Since Joseph Manton came on the British gunmaking scene in the late 1700’s, high-quality, handmade guns (bespoke) have been delivered to their Customers in hinged, lockable, wooden boxes (cases), functionally partitioned to protect the individual components – and lined with cloth similar to that used on billiard tables. All the famous gunmakers – Joseph Manton, Westley Richards, James Purdey, Holland and Holland and Thomas Boss used such cases, as did most of the less famous makers of quality guns. The cases were made to order, typically by independent, outside craftsmen. Through the years, these cases have evolved into “Works of Art”.
From the beginning, oak and mahogany were the woods of choice. Typically, the wooden cases had heavy brass corners on the outside, and the owner’s initials were engraved into a brass plate on the top. Of course, the gunmaker’s label was carefully glued to the inside of the lid; interestingly, early cases had tiny, fold-down handles; they were simply wooden boxes that held the gun(s) and the necessary shooting and cleaning accessories for a shooting trip. These accessories included cleaning rods
and tips, powder and shot flasks, oil, extra firing pins, screwdrivers and other repair tools.
As time went on, these cases took on a life of their own and today we call them “British Gun Cases.” They are beautiful, handmade works of art, never needing an apology – regardless of where they are displayed. In some circles, they are almost as highly revered as the bespoke guns they were designed to protect and display.
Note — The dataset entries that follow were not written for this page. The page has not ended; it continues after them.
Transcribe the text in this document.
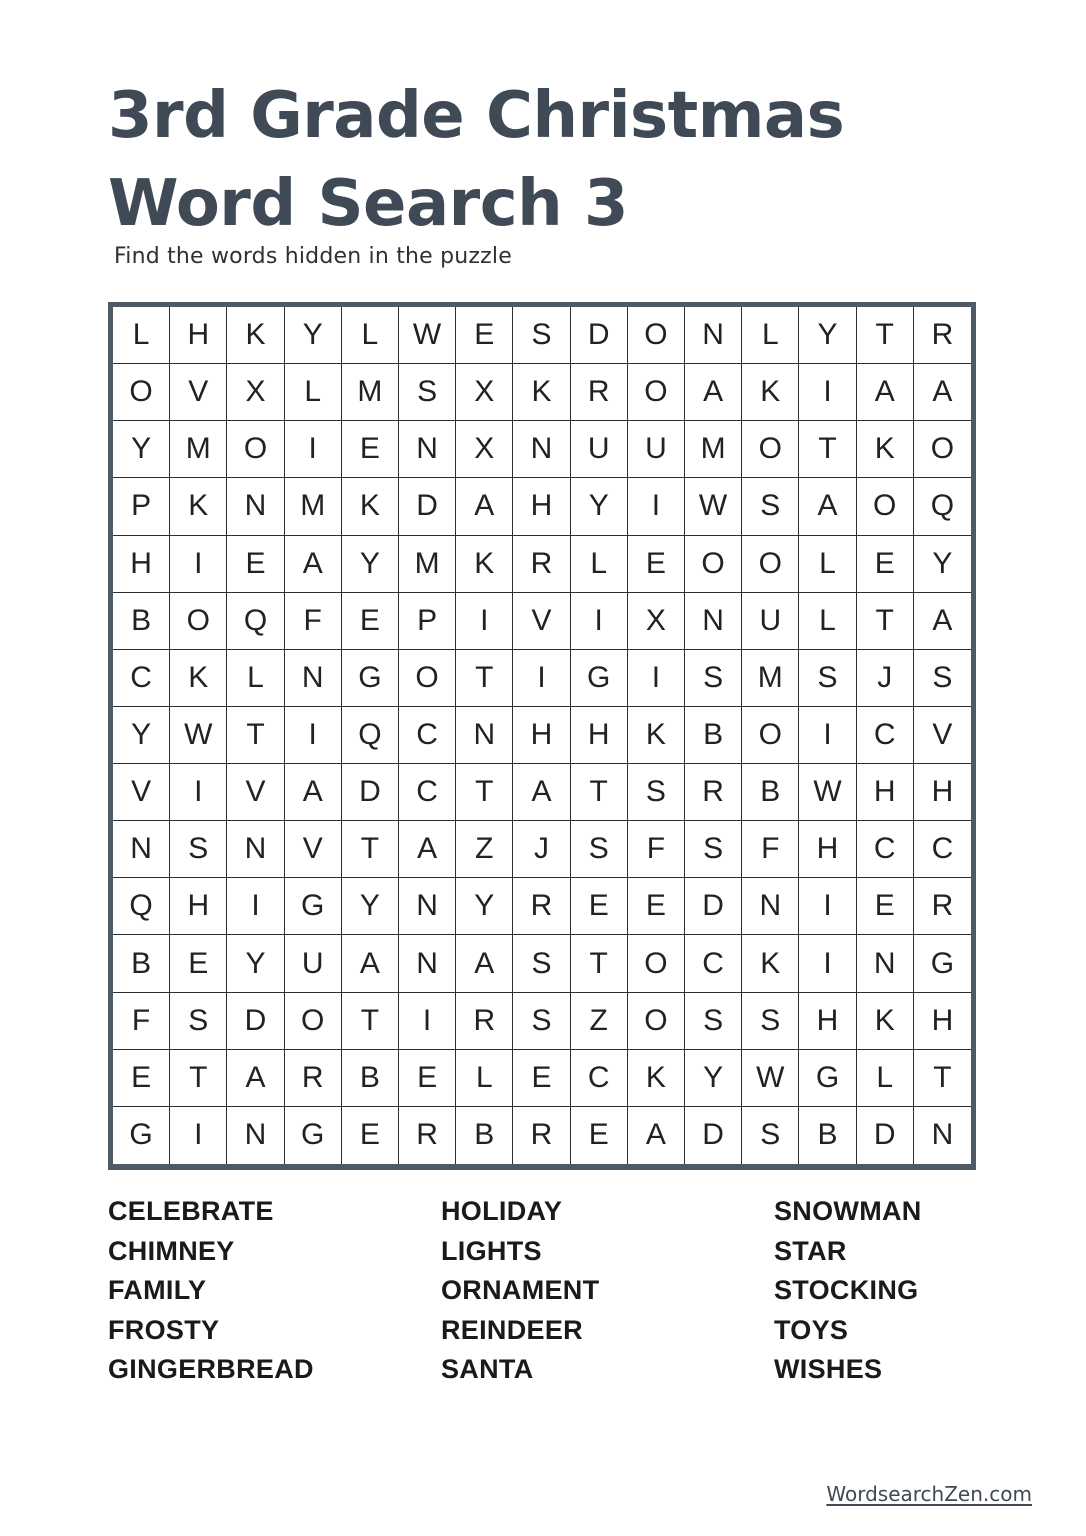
3rd Grade Christmas
Word Search 3
Find the words hidden in the puzzle
L	H	K	Y	L	W	E	S	D	O	N	L	Y	T	R
O	V	X	L	M	S	X	K	R	O	A	K	I	A	A
Y	M	O	I	E	N	X	N	U	U	M	O	T	K	O
P	K	N	M	K	D	A	H	Y	I	W	S	A	O	Q
H	I	E	A	Y	M	K	R	L	E	O	O	L	E	Y
B	O	Q	F	E	P	I	V	I	X	N	U	L	T	A
C	K	L	N	G	O	T	I	G	I	S	M	S	J	S
Y	W	T	I	Q	C	N	H	H	K	B	O	I	C	V
V	I	V	A	D	C	T	A	T	S	R	B	W	H	H
N	S	N	V	T	A	Z	J	S	F	S	F	H	C	C
Q	H	I	G	Y	N	Y	R	E	E	D	N	I	E	R
B	E	Y	U	A	N	A	S	T	O	C	K	I	N	G
F	S	D	O	T	I	R	S	Z	O	S	S	H	K	H
E	T	A	R	B	E	L	E	C	K	Y	W	G	L	T
G	I	N	G	E	R	B	R	E	A	D	S	B	D	N
CELEBRATE
CHIMNEY
FAMILY
FROSTY
GINGERBREAD
HOLIDAY
LIGHTS
ORNAMENT
REINDEER
SANTA
SNOWMAN
STAR
STOCKING
TOYS
WISHES
WordsearchZen.com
There were a great many improvements; somewhere along the line, the handle was enlarged for ease of carrying, the wood was covered with top grain leather (dyed in many colors), and leather straps were added to ensure the case didn’t “pop” open. Lastly, canvas covers became an option to protect the beautiful leather on the outside of the case. Today’s offering of British Gun Cases includes a “motor case”, a “lightweight all leather display case” and an “Oak and Leather display case”; the latter being the heaviest, most expensive and attractive.
Anyway, I’m pleased to have a few British Gun Cases in my gunroom, some older and some newer; and hope to add a few more.